I aimed my own zinger. “Look at you. You’re a middle-aged white guy who owns a business selling industrial components. Probably got three kids. House in Carmel. Vote Republican. Drink Glenfiddich, maybe more than you should on weekends. Have convinced yourself that you golf better than you really do. Would rather work than go on vacations with your family. You won’t spend a penny more on anything than you have to. And you drive a Buick.”
He seethed, but I didn’t stop. “How does it feel? You’re probably ready to reach across the desk and wring my throat. But I’ll bet you an even thousand that if I talked to the people who own the companies that sell to you, that’s exactly how they’re going to describe you.”
His expression shifted to puzzlement, and his voice became quieter, with a touch of injury. “That’s just a stereotype. I mean yeah, I’m a Republican, but the rest of that … for one thing, I prefer Chivas. And I have a Saab, not a Buick.”
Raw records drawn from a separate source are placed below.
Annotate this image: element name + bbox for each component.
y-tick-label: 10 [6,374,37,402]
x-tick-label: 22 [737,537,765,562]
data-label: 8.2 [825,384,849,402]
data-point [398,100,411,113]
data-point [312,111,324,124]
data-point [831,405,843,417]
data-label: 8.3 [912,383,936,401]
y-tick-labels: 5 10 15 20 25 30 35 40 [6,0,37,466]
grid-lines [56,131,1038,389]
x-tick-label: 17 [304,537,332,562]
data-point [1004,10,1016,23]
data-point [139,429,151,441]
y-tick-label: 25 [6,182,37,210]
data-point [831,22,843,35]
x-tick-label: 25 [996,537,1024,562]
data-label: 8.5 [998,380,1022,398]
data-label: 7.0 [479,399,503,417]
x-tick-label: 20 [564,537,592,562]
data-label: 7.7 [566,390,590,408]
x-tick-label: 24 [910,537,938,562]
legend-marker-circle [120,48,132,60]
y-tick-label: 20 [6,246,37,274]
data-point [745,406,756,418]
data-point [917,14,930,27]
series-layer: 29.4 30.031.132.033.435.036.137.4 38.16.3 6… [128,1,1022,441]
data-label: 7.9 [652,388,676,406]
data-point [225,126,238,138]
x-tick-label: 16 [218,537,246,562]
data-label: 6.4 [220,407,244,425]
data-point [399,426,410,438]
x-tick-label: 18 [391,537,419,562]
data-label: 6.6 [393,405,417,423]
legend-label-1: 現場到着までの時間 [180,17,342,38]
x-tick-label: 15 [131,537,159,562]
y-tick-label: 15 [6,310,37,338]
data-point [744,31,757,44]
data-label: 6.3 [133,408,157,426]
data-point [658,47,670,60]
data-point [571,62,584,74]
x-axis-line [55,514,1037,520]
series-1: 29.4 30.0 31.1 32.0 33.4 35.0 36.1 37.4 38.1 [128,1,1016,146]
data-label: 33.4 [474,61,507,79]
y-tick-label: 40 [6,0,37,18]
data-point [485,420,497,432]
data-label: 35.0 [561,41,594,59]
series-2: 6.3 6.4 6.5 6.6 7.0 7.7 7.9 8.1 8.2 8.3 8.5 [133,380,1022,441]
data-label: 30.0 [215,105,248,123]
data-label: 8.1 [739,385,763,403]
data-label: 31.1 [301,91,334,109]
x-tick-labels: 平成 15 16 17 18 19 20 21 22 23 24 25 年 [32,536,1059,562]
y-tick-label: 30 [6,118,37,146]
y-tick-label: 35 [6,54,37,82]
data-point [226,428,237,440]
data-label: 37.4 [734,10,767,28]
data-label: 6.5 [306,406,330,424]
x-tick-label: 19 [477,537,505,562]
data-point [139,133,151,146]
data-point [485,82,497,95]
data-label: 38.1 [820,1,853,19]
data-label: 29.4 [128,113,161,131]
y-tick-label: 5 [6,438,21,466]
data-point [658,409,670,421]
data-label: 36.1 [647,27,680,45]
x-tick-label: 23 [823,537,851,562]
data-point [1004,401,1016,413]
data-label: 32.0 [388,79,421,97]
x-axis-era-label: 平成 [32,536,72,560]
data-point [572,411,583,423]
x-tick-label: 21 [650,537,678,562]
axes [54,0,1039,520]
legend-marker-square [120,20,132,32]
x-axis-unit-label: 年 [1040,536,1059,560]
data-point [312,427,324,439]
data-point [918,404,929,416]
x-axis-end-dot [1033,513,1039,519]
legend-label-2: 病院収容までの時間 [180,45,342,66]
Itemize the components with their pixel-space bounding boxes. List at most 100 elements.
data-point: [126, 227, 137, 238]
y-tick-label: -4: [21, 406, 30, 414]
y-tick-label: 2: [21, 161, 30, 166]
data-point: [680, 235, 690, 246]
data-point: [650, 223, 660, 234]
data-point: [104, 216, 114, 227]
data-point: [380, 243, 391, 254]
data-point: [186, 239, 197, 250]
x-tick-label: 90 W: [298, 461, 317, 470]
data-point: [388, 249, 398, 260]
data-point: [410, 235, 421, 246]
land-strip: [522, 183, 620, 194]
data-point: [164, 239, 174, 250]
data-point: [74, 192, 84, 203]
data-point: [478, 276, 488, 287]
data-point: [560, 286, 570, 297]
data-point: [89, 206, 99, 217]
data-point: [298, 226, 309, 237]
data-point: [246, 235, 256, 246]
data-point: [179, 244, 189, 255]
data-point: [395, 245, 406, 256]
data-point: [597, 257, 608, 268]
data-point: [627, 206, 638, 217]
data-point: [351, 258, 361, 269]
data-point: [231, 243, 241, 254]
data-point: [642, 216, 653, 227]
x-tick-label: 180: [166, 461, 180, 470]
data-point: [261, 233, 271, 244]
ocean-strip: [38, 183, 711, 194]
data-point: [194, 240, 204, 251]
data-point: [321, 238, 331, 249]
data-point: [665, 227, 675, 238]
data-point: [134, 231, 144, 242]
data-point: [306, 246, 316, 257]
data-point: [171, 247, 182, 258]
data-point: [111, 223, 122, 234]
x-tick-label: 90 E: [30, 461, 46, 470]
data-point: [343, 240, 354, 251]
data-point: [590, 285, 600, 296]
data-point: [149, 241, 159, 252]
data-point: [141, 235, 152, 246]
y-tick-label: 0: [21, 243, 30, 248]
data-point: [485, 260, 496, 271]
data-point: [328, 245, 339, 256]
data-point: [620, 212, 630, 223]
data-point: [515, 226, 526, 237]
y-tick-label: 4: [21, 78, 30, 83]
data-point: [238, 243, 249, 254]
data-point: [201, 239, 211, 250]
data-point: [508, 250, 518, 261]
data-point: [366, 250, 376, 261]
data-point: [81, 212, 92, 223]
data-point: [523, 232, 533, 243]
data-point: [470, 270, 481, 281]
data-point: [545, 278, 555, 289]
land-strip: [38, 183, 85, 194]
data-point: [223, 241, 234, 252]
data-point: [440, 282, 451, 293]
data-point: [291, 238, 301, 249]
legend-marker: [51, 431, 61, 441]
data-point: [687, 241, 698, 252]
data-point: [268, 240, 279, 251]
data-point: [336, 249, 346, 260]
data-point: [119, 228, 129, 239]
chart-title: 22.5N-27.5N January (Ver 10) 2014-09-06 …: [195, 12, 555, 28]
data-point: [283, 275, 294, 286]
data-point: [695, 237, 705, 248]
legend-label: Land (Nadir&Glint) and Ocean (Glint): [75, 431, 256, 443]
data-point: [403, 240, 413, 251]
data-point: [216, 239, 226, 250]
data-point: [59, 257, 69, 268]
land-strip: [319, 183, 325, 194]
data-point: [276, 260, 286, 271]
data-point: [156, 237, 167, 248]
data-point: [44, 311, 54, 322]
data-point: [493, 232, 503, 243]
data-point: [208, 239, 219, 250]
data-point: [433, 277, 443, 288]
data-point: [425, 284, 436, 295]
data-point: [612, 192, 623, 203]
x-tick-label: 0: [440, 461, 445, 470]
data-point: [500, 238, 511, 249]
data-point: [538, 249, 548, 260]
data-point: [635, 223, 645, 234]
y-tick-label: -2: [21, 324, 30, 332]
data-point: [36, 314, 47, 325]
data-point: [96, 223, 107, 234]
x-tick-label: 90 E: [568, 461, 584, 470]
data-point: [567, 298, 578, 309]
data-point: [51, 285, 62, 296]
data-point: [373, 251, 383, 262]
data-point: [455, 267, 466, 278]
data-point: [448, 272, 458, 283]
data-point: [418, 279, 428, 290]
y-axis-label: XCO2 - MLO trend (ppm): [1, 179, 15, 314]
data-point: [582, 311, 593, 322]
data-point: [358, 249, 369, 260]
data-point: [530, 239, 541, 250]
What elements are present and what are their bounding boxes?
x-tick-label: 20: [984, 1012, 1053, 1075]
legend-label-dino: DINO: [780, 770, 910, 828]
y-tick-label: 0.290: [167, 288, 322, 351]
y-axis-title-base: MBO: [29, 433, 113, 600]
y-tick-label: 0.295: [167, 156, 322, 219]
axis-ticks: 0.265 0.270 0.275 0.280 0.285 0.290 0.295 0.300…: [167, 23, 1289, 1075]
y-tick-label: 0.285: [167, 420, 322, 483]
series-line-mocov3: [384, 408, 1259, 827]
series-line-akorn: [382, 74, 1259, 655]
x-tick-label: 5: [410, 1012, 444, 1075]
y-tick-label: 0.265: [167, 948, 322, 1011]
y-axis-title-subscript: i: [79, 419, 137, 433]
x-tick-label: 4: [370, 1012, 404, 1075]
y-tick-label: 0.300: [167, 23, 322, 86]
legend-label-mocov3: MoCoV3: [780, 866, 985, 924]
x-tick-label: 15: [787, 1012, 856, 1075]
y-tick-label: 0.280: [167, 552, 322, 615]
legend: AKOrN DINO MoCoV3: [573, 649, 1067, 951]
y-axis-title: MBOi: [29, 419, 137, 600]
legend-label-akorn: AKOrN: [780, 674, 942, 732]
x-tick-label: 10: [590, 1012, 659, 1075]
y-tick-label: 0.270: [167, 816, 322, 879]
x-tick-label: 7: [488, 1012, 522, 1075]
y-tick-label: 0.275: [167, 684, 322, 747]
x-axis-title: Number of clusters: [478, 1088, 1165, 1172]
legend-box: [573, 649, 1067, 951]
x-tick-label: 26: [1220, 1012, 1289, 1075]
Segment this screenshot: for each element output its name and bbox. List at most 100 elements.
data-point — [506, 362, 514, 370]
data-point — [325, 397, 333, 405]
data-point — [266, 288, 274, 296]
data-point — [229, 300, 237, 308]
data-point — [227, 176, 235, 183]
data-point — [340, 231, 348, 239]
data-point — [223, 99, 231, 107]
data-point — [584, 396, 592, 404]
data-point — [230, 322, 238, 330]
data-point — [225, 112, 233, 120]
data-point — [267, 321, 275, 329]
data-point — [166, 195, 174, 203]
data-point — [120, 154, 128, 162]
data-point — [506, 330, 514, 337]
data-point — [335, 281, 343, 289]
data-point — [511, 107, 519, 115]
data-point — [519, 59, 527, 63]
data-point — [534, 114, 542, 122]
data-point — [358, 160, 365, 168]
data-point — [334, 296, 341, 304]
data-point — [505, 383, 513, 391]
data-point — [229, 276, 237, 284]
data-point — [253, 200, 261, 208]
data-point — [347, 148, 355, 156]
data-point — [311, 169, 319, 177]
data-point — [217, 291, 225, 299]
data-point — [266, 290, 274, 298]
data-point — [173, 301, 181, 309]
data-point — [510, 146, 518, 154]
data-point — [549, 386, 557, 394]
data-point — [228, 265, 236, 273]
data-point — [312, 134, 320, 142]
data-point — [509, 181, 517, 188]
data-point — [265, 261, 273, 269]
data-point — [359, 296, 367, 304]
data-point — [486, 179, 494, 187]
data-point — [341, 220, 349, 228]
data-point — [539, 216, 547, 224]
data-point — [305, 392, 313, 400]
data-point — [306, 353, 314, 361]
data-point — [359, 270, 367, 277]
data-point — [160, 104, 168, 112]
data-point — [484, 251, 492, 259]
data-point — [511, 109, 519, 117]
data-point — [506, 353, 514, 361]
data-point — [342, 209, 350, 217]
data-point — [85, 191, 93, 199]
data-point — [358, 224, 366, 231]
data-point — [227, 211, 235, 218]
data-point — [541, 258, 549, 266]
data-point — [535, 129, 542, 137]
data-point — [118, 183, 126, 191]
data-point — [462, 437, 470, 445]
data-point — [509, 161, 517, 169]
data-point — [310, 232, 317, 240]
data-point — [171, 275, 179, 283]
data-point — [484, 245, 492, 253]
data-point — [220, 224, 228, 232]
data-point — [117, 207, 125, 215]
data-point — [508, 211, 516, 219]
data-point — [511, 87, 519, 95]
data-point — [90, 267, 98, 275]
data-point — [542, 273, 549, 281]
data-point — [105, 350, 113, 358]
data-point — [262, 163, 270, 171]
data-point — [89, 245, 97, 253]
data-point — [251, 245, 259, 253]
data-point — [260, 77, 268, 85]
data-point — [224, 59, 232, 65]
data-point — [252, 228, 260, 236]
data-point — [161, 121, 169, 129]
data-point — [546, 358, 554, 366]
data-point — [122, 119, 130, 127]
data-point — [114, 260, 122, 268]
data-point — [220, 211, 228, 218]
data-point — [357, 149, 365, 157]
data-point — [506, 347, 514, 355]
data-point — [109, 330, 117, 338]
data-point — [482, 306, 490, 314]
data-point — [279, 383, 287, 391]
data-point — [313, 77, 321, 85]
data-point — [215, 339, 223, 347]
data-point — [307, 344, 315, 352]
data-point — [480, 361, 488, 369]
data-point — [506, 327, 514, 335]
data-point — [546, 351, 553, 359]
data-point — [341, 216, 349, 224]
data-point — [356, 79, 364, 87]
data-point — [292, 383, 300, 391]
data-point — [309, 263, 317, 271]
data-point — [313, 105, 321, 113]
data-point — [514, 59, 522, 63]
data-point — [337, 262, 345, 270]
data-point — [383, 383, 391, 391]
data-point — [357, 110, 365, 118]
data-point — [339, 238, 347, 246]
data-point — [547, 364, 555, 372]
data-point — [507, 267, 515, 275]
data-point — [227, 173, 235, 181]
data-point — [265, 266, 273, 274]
“It offends you, doesn’t it?” A slight nod. “And it offends you precisely because it underestimates you and ignores what’s really important to you, right?” A bigger nod. “You don’t vote Republican because you’re a white guy, you vote that way because you believe in individual responsibility and economic freedom, right?” Another nod. “You work those kinds of hours because you want to send your kids to a better college than the one you went to, and you want to make sure your family won’t have to worry about money. You’re tight with money not because you’re cheap, but because you see a recession on the horizon, and you know that the people on your payroll need your company to stay healthy so they can keep feeding their own kids.”
His eyes widened, but he didn’t say anything, so I continued. “A radiologist may be brilliant, but she’s well aware that the lives of her patients truly depend on the decisions she makes. You can tell her that a new piece of equipment has this technical specification and that, but what she really wants to know is that it will increase her confidence when she makes a life-or-death diagnosis.
“A teacher may think your new software is cool, but he didn’t choose teaching because he liked software. Nothing makes him as happy as seeing kids learn, and nothing breaks his heart more than a student who just can’t grasp the material. Show him how your software will reach that student, and you’ll win him over. Help him become a more effective teacher for that one student.”
He started nodding gently, eyes fixed on mine. “And sure, that mechanical engineer may be impressed with the fact that your component has twelve gizmos and chrome-plated thingamabobs. But he’ll be a lot more likely to use and specify it if he knows that it won’t fall apart in the field or blow his budget. Because if either of those things happens, he’s out of a job, and that’s what concerns him the most.
“Your customers may be engineers, but believe it or not, engineers have emotions, too. Sure, they’re very rational animals, but if you really want to connect with them where it matters, you need to reach beyond the rational animal and zero in on the emotions.
“I’m not talking about group hugs or some kind of feel-good nonsense. Leave that kind of junk to the self-help books. What I’m talking about is going beyond the stereotypes to understand what really makes your customer tick. Their hopes, their dreams, and most important, their fears. I’m talking about going beyond the facts about your products and talking about what they’ll do for your customers at an emotional level.
“That’s exactly what truly effective salespeople, marketers, and copywriters do. It’s why they succeed, time after time. They never lose sight of the fact that, no matter who the people in the target audience may be, what really matters is that they’re human beings.”
His chin dropped to his chest, and he closed his eyes for a moment before taking a deep breath. “Okay. So where do we start?”